O cenário descrito a seguir é semelhante ao apresentado no episódio Metalhead, da série Black Mirror, transmitida pela Netflix. Na China, contudo, a realidade transcende o futuro distópico tratado no curta-metragem.
Em Xangai, cidade localizada a cerca de mil quilômetros de Pequim, robôs com formato de cachorro circulam pelas ruas com um megafone amarrado às costas. Eles medem entre 28 e 35 centímetros de altura, como um cão da raça Bull Terrier, e são capazes de “latir” ordens para os cidadãos: fiquem dentro de casa, lavem as mãos, verifiquem sua temperatura.

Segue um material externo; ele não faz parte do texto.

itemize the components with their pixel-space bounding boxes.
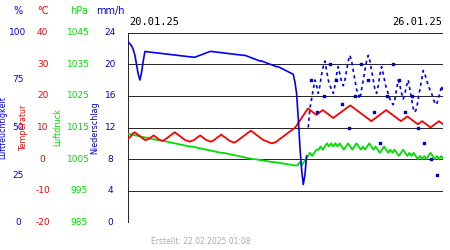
Point [433,173,441,177]
Point [351,94,359,98]
Text: Luftfeuchtigkeit: Luftfeuchtigkeit [0,96,7,159]
Point [408,94,415,98]
Text: 12: 12 [104,123,116,132]
Point [414,126,422,130]
Point [370,110,378,114]
Text: 50: 50 [12,123,24,132]
Text: Luftdruck: Luftdruck [53,108,62,146]
Point [364,78,371,82]
Text: 100: 100 [9,28,27,37]
Point [326,62,333,66]
Text: %: % [14,6,22,16]
Text: Erstellt: 22.02.2025 01:08: Erstellt: 22.02.2025 01:08 [151,237,250,246]
Point [314,110,321,114]
Text: 16: 16 [104,91,116,100]
Point [377,141,384,145]
Text: -10: -10 [36,186,50,195]
Text: 8: 8 [108,155,113,164]
Text: 10: 10 [37,123,49,132]
Text: 985: 985 [70,218,87,227]
Point [339,102,346,106]
Point [358,62,365,66]
Text: 25: 25 [12,170,24,179]
Text: 0: 0 [108,218,113,227]
Text: 0: 0 [15,218,21,227]
Text: 20: 20 [104,60,116,69]
Point [333,78,340,82]
Text: 1005: 1005 [67,155,90,164]
Text: 40: 40 [37,28,49,37]
Point [427,157,434,161]
Text: mm/h: mm/h [96,6,125,16]
Point [307,78,315,82]
Text: hPa: hPa [70,6,88,16]
Text: -20: -20 [36,218,50,227]
Text: 30: 30 [37,60,49,69]
Point [320,94,327,98]
Text: 1045: 1045 [68,28,90,37]
Point [389,62,396,66]
Text: °C: °C [37,6,49,16]
Text: 20: 20 [37,91,49,100]
Text: 1035: 1035 [67,60,90,69]
Text: 24: 24 [104,28,116,37]
Text: 1015: 1015 [67,123,90,132]
Point [396,78,403,82]
Text: 1025: 1025 [68,91,90,100]
Point [383,94,390,98]
Text: 26.01.25: 26.01.25 [392,17,443,27]
Point [402,110,409,114]
Text: 75: 75 [12,76,24,84]
Text: Niederschlag: Niederschlag [90,101,99,154]
Text: 995: 995 [70,186,87,195]
Text: 0: 0 [40,155,45,164]
Point [345,126,352,130]
Point [421,141,428,145]
Text: Temperatur: Temperatur [19,104,28,151]
Text: 20.01.25: 20.01.25 [129,17,179,27]
Text: 4: 4 [108,186,113,195]
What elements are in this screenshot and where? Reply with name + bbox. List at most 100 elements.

À noite, período em que as autoridades locais ordenaram a realização de testes de covid-19 nos residentes, o cão robô marcha pelos corredores dos apartamentos da cidade, desperta os moradores e os convoca para colocarem o cotonete na garganta. Não há possibilidade de escolha.
Full Lockdown in Shanghai, this is how they broadcast announcements.
— Jay in Shanghai 🇨🇳 (@JayinShanghai) March 29, 2022
Robot Dog + Speakers#Shanghai #COVID #Lockdown pic.twitter.com/5kJdLrnL8p
A cidade, com população de 25 milhões de habitantes, enfrenta o maior surto de covid-19 desde o início da pandemia. Para lidar com o problema, o Partido Comunista da China (PCC) impôs medidas restritivas aos cidadãos.
Mas há ainda mais contratempos. A escassez de produtos básicos em supermercados, por exemplo, preocupa a China. Em razão das políticas de isolamento, as cadeias de produção foram parcialmente interrompidas. A consequência: os cidadãos não sabem se encontrarão papel higiênico, alimentos enlatados, macarrão instantâneo e arroz nos estabelecimentos.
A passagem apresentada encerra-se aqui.